We initiated a pilot study in 2015 to correlate clinical (signs and symptoms) and laboratory diagnostic findings for cases of presumptive dengue. As of September 2015, Zika virus had not been identified in Roatán. We report emergence of Zika virus on Roatán.
The Study
We conducted a cross-sectional survey of patients who came to Public Hospital Roatán during September 2015–July 2016 and were given a clinical diagnosis of suspected dengue fever. This hospital, the only public hospital in Roatán, has 58 inpatient beds. Approximately 90% of dengue cases on Roatán are diagnosed at this hospital; most case-patients came to the emergency department, which had 18,578 visits in 2015 (Public Hospital Roatán Internal Statistics, unpub. data).
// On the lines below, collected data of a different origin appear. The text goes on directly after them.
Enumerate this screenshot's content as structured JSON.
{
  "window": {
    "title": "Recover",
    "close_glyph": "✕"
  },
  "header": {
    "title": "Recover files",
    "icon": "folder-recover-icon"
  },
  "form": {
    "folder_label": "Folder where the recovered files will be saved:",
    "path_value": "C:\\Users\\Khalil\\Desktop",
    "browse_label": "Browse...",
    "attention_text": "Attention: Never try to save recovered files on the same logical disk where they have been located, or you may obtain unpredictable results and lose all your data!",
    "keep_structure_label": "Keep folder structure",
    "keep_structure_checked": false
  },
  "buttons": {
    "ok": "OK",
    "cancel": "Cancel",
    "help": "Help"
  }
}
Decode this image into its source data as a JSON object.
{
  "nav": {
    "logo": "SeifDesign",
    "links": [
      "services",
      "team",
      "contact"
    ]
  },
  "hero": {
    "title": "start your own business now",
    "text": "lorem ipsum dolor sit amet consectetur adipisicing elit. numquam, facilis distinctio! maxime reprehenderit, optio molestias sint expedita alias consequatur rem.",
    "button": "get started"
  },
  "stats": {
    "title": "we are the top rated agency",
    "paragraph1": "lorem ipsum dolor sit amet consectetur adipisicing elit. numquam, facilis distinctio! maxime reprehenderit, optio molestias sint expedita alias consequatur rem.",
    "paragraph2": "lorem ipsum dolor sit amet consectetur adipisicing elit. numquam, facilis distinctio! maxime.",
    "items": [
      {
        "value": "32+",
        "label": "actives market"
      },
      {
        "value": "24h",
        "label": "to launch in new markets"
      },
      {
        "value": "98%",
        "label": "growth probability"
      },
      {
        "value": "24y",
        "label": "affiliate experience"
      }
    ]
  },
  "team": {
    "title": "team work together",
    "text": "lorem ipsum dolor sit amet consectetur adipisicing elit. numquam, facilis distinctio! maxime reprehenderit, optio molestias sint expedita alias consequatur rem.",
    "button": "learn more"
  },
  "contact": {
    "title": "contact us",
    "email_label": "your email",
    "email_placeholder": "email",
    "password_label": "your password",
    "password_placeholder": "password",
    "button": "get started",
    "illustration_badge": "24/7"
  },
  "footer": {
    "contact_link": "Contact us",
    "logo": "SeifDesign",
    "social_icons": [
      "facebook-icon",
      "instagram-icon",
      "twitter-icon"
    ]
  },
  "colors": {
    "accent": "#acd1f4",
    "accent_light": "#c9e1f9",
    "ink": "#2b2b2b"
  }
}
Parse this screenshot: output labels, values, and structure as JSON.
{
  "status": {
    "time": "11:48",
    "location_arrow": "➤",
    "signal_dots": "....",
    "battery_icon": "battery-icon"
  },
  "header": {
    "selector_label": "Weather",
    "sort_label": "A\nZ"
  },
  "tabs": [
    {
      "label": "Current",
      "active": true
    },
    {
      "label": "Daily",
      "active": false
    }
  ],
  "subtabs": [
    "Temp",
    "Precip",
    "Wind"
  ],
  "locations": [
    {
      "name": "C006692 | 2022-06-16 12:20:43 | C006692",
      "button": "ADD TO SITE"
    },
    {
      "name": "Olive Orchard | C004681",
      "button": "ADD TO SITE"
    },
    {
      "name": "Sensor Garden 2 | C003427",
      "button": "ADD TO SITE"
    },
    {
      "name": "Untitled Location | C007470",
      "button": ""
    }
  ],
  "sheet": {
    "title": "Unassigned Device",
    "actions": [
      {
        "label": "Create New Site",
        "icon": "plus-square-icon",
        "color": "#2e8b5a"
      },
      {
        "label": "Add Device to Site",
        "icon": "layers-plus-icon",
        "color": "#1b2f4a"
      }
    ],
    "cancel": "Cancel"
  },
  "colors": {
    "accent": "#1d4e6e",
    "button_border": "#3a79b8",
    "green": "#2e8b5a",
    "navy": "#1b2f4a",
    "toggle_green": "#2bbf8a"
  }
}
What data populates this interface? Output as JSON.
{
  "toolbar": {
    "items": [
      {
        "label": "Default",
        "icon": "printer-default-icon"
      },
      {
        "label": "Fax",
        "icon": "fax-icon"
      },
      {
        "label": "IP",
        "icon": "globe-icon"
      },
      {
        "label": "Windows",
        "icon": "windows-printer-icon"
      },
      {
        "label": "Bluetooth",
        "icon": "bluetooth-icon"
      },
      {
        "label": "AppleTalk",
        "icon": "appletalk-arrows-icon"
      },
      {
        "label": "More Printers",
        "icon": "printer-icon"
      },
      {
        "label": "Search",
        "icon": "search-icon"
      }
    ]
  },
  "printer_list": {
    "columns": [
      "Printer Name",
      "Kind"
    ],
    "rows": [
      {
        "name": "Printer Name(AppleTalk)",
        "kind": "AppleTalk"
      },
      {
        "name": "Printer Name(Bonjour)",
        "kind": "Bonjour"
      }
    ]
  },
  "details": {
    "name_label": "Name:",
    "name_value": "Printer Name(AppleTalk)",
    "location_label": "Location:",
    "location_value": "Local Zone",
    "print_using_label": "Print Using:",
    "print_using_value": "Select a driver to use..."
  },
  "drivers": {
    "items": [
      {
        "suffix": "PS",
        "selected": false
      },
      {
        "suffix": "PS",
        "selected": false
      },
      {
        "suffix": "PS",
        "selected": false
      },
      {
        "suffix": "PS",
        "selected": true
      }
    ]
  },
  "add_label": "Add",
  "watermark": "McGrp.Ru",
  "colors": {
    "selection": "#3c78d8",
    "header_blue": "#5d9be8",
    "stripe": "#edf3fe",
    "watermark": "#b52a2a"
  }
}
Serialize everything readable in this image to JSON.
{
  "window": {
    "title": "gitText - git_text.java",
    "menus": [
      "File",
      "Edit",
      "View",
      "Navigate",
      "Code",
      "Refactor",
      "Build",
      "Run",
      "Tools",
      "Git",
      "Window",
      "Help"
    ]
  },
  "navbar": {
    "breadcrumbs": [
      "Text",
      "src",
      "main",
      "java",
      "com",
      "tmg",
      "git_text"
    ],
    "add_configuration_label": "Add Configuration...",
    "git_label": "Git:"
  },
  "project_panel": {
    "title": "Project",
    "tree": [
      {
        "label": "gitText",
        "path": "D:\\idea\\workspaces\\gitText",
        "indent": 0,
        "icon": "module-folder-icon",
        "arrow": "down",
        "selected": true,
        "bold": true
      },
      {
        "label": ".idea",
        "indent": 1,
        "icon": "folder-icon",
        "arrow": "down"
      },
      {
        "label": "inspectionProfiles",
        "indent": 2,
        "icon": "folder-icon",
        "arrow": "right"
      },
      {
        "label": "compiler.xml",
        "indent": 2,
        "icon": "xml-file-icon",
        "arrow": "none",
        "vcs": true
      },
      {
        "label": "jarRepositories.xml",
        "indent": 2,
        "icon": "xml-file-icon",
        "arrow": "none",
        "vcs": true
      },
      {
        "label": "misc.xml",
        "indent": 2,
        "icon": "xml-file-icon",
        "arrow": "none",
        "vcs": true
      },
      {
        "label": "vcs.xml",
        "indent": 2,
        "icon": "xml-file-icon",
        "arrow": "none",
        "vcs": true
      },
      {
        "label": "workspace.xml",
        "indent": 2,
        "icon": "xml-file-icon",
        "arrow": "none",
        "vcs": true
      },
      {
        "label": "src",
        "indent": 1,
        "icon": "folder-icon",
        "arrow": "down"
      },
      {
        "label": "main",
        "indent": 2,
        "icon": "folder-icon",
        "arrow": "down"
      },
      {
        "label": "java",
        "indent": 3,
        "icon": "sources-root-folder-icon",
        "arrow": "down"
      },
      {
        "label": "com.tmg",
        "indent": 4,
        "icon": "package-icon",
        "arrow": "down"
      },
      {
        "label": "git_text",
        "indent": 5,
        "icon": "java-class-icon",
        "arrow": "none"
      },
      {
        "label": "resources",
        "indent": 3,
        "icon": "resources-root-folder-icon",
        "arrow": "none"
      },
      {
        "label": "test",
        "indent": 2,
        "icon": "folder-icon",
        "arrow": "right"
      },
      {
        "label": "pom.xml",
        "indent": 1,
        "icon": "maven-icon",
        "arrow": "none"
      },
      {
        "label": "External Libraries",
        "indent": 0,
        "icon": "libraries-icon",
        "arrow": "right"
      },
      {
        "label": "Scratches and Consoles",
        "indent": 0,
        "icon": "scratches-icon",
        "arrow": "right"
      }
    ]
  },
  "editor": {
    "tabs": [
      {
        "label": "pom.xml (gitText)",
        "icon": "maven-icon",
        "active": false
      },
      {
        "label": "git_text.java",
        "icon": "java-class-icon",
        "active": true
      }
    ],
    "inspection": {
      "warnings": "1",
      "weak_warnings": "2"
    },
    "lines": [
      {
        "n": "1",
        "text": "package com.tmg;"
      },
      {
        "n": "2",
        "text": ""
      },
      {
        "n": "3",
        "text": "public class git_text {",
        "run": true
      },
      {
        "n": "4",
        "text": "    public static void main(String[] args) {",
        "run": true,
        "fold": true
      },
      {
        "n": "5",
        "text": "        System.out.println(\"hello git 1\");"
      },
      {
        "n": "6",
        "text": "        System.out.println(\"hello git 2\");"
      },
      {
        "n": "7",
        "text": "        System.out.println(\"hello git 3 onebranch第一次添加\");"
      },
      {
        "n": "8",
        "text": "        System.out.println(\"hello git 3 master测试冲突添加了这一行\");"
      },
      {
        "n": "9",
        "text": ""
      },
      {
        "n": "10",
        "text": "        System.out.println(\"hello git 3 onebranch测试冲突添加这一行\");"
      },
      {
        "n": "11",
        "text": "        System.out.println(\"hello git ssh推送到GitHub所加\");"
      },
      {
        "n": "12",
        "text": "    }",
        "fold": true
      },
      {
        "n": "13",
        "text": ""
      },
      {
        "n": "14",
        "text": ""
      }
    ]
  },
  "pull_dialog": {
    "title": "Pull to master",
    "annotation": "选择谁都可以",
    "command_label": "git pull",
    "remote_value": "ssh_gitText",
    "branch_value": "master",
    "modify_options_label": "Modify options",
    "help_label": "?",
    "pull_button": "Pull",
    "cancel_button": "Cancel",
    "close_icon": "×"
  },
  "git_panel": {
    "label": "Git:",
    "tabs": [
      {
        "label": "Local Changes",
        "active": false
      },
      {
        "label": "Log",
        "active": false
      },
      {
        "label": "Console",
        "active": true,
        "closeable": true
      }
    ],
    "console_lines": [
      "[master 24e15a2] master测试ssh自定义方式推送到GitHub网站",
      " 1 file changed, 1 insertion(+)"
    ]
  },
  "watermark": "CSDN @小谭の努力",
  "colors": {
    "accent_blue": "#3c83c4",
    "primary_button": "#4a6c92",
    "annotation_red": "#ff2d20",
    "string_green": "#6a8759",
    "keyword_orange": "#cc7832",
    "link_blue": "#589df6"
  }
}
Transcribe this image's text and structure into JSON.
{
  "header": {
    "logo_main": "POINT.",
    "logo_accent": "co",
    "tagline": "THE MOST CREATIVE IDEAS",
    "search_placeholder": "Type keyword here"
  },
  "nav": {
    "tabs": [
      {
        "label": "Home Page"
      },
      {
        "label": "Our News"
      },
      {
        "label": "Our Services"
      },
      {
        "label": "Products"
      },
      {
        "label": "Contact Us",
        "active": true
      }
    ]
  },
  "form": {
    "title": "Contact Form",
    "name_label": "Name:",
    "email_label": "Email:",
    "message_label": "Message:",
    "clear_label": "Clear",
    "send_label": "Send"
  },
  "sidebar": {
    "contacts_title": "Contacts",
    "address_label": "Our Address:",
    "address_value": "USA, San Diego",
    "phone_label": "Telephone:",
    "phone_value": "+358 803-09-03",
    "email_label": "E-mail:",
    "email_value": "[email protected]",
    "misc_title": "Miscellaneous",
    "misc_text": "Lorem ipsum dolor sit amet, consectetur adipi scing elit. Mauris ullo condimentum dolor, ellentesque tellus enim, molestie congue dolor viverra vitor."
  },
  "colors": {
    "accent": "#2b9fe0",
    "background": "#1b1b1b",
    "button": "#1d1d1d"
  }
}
We used a convenience sampling approach. All patients >2 years of age given a diagnosis of clinically suspected DENV infection at the hospital during the enrollment period were eligible. Suspected DENV infection was diagnosed by using criteria of the Honduran Ministry of Health, which are fever plus 2 of the following: nausea/vomiting, rash, headache/retroorbital pain, myalgias/arthralgias, petechiae/positive tourniquet test result, leukopenia, and bleeding.
Patients were enrolled after we obtained informed consent; minors were enrolled only after we obtained parental permission. Ethical approval was granted by institutional review boards of the University of California, San Francisco, and Universidad Nacional Autónoma de Honduras. Enrollment of participants and blood collection were restricted to workday hours (8:00 am–4:00 pm) Monday through Friday. Patients underwent a phlebotomy and completed a clinical questionnaire, administered verbally in English or Spanish that addressed demographics, migration history, employment, medical history, and symptoms and signs of arbovirus infection.
Samples of whole blood (5–9 mL) were collected in EDTA-treated vacutainers (BD Diagnostics, Franklin Lakes, NJ, USA) within 1 h of diagnosis. Samples were centrifuged (35,000 rpm), which yielded sufficient plasma to prepare 5 equal aliquots (minimum 0.5 mL/aliquot). Aliquots were labeled with patient identification numbers and stored frozen at −30°C pending for testing.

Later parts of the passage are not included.